Con esta actualización, los automovilistas pagarán directamente un impuesto de 6.7001 pesos por litro de gasolina Magna, 5.6579 pesos por litro de gasolina Premium y 7.3634 pesos por litro de diésel, cifras que se cobran completas por cada litro vendido y que forman parte del precio final en las estaciones de servicio, a ello se suma la cuota de 5.6579 pesos por litro para combustibles no fósiles, ampliando el alcance del ajuste.
Estos números evidencian una contradicción profunda entre la narrativa política y la realidad fiscal, durante años se repitió como promesa emblemática que el precio de la gasolina bajaría hasta los diez pesos por litro, una oferta que se utilizó como bandera electoral y como símbolo de un cambio de modelo económico, hoy no solo no existe gasolina a ese precio, sino que el componente impositivo por sí solo se acerca peligrosamente a esa cifra.
Resulta imposible no preguntarse dónde quedó aquella promesa, el discurso oficial hablaba de terminar con los gasolinazos, de proteger la economía familiar y de recuperar la soberanía energética, sin embargo, el IEPS se mantiene como una de las principales fuentes de recaudación y se actualiza puntualmente cada año, incluso cuando el impacto social es evidente.
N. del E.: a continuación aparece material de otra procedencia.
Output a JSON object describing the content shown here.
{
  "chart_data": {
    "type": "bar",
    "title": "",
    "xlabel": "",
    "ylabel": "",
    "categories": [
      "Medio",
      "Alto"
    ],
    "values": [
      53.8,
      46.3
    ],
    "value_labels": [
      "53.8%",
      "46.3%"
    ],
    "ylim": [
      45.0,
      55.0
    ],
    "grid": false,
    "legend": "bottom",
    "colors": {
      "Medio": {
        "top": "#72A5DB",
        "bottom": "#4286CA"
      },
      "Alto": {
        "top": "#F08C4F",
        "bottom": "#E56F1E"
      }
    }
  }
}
El argumento de que el impuesto se ajusta por inflación ignora un hecho central, los salarios no crecen al mismo ritmo, el transporte, los alimentos y los servicios dependen del precio del combustible, y cada incremento, por pequeño que se presente en términos técnicos, se multiplica en la economía diaria, afectando sobre todo a quienes menos tienen.
Además, el aumento al diésel golpea directamente al sector productivo, al transporte de mercancías y al campo, encareciendo costos que inevitablemente se trasladan al consumidor final, lo que contradice cualquier discurso de contención inflacionaria y apoyo a la economía popular.
Mientras tanto, la promesa de la gasolina barata permanece como un recuerdo incómodo, mencionado solo por críticos y ciudadanos frustrados, nunca más retomado con seriedad por las autoridades, el aumento al IEPS en 2026 no solo es una medida fiscal, es la confirmación de que aquel compromiso fue abandonado, y de que, una vez más, la distancia entre el discurso gubernamental y la realidad se paga en la bomba de gasolina, litro a litro.